Non fu la “morte della patria”, come dopo l'8 settembre, bensì l'esito del Risorgimento.

A proposito dell'8 settembre 1943, simbolo dello sfacelo etico-politico del paese, Curzio Malaparte scrisse: “È certo assai più difficile perdere una guerra che vincerla. A vincere una guerra sono tutti buoni, non tutti sono capaci di perderla”. Quel giorno, nel quale iniziò la dissoluzione dell'esercito con la corsa del 'tutti a casa', è entrato nell'immaginario comune come la più funesta delle date della storia nazionale, quella, come hanno sostenuto alcuni studiosi, della 'morte della patria' o della 'morte della nazione'. La sconfitta era stata disastrosa e umiliante e lo svuotamento del «senso nazionale» aveva lacerato i tessuti connettivi del Paese.

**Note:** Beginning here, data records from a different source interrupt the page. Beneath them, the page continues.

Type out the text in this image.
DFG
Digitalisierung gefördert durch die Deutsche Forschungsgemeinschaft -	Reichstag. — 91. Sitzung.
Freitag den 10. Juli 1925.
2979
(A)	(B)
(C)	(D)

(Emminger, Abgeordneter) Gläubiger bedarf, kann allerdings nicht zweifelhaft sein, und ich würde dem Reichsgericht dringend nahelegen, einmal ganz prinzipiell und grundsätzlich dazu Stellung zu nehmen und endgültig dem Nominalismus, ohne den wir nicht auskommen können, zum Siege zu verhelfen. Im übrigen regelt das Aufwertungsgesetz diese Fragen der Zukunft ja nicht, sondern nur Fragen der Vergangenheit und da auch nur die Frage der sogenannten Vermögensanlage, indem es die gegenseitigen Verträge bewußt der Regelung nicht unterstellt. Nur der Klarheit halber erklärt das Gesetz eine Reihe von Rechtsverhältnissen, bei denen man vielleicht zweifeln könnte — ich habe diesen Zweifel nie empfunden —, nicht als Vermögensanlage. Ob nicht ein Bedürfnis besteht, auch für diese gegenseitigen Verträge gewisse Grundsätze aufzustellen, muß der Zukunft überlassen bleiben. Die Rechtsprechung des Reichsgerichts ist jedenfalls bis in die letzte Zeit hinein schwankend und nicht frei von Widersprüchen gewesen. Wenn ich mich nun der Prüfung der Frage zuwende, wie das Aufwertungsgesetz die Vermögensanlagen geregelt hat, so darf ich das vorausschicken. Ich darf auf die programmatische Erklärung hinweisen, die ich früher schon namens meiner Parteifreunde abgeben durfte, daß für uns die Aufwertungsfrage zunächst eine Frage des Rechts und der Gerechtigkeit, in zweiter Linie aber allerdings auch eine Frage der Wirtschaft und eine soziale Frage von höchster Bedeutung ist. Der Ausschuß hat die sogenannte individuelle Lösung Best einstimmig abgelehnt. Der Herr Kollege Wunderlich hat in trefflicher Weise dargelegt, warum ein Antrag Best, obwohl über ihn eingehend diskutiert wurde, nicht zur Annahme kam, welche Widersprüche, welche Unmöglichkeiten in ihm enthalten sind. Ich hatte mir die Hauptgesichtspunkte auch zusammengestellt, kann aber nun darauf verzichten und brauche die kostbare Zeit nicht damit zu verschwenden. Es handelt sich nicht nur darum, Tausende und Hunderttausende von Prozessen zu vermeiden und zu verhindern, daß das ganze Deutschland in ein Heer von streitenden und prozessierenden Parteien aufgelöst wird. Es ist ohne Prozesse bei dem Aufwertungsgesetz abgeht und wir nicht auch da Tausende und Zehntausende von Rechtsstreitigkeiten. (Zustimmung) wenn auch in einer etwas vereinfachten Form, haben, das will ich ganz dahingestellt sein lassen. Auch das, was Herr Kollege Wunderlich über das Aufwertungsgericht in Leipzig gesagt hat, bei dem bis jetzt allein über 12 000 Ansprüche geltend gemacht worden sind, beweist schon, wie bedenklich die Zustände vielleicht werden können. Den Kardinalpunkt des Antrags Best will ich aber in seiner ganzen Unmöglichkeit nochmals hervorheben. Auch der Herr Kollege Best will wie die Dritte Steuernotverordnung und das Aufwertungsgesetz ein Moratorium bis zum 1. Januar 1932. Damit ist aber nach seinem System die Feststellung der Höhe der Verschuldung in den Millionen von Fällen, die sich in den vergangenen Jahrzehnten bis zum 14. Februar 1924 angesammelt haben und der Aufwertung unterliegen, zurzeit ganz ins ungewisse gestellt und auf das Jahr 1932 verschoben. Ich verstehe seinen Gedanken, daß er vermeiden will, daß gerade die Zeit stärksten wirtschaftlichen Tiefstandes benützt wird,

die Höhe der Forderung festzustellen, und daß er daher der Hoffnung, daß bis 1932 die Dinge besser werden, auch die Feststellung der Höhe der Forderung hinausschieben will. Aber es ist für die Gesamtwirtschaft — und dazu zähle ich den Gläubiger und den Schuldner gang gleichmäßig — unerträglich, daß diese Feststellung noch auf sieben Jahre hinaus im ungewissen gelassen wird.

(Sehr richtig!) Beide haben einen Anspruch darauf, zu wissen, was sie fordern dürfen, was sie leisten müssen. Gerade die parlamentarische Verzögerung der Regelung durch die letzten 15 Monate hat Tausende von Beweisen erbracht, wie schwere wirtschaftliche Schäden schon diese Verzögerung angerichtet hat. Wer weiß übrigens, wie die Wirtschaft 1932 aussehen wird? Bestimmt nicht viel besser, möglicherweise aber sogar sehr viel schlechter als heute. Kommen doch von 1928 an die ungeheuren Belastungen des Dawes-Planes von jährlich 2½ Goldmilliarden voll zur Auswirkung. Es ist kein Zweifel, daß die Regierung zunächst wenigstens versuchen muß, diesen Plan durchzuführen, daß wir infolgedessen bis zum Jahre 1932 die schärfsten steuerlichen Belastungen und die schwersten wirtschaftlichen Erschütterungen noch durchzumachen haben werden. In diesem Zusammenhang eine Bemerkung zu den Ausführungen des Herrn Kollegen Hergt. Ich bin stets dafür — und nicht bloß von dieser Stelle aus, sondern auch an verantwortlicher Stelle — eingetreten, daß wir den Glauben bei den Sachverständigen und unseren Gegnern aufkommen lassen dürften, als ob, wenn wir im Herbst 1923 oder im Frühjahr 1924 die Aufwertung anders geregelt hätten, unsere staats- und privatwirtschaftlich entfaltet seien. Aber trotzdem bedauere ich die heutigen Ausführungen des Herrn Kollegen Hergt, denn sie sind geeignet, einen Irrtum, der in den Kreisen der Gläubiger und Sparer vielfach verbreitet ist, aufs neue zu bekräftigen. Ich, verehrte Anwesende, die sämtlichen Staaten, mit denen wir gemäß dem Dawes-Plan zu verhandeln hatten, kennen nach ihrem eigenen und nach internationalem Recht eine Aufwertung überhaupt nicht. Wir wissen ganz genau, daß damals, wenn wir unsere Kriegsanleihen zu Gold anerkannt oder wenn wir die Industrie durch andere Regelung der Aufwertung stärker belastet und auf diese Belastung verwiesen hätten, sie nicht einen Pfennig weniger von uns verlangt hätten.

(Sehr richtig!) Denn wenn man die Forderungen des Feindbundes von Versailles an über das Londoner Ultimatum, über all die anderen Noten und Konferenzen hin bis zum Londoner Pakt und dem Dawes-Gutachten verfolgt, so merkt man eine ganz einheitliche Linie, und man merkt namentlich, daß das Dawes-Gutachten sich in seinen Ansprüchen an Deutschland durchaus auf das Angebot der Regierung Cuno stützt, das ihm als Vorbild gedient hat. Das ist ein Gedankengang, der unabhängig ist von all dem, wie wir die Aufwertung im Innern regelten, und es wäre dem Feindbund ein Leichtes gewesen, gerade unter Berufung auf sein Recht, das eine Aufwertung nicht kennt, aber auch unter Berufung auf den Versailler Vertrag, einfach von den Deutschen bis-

La catastrofe era stata totale.

Poco più di un quarto di secolo prima, in un altro triste autunno, nell'ottobre 1917, l'Italia aveva vissuto le drammatiche giornate di una grave crisi militare: Caporetto. Tuttavia, per terribile che fosse quell'evento, gli avvenimenti successivi andarono in modo diverso rispetto a quel che sarebbe accaduto nel '43. Il Paese tutto, classe politica e borghesia, si raccolse per scongiurare la catastrofe e capovolgere l'esito del conflitto. Fu la dimostrazione che la guerra in corso rappresentava davvero, al di là della retorica, la conclusione del Risorgimento. Eppure, sulla base di una lettura storiografica tutta ideologica e autolesionistica, l'attenzione viene concentrata soprattutto su Caporetto e sulla ricerca di responsabilità, politiche e morali prima che militari, della disfatta, e non già sulla capacità reattiva dei giorni successivi. All'indomani di Caporetto, furono assunti provvedimenti destinati a ribaltare la situazione evitando che la disfatta si risolvesse in tracollo. La sostituzione del generale Luigi Cadorna con Armando Diaz, per esempio, mise fine, dal punto di vista dei rapporti fra potere civile e potere militare, a un periodo di incomprensioni e di scollamento, e si ottenne da parte degli Alleati una apertura di credito.

Momento chiave destinato a incidere sulla condotta della guerra, sulla guerra stessa, sul governo, sul morale della popolazione civile e dei combattenti fu il convegno di Peschiera dell'8 novembre 1917, seguito all'incontro di Rapallo di pochi giorni prima, dove erano convenuti i capi dell'Intesa per discutere della situazione italiana. A Rapallo era prevalso, sulla base di notizie incomplete o non del tutto corrette, il convincimento che l'esercito italiano fosse allo sfacelo, non avesse più la capacità di resistere sul Piave e che fosse, pertanto, opportuno spostare la difesa su una linea più arretrata.

Era contrario a questa ipotesi Vittorio Emanuele III, il quale volle che venisse convocato un nuovo incontro, a Peschiera, cui partecipò di persona. Il sovrano si proponeva due obiettivi: conquistare la fiducia degli alleati fornendo loro una informativa esatta della situazione militare e far loro accettare l'idea di una resistenza sul Piave. Evitò di appellarsi ad argomenti (il «disfattismo clericale» o il sabotaggio dei socialisti) che, pure, avrebbero potuto rivelarsi utili dal punto di vista dialettico, difese i militari italiani dalle accuse di tradimento e ammise, invece, la responsabilità dello Stato Maggiore, giustificata in parte dal logoramento di una guerra di posizione. Gli alleati concordarono con l'analisi, decisero di collaborare mettendo a disposizione le 6 divisioni alleate già presenti in Italia e accettando che fossero poste sotto il comando dello Stato Maggiore italiano. Il convegno di Peschiera, che avrebbe potuto trasformarsi in un processo all'Italia, si rivelò un successo: un successo che avrebbe portato, l'anno successivo, alla battaglia decisiva di Vittorio Veneto e alla conclusione vittoriosa della guerra. Maturò, così, il «riscatto» di Caporetto e non si dissolse, come sarebbe accaduto nel '43, il tessuto morale della nazione.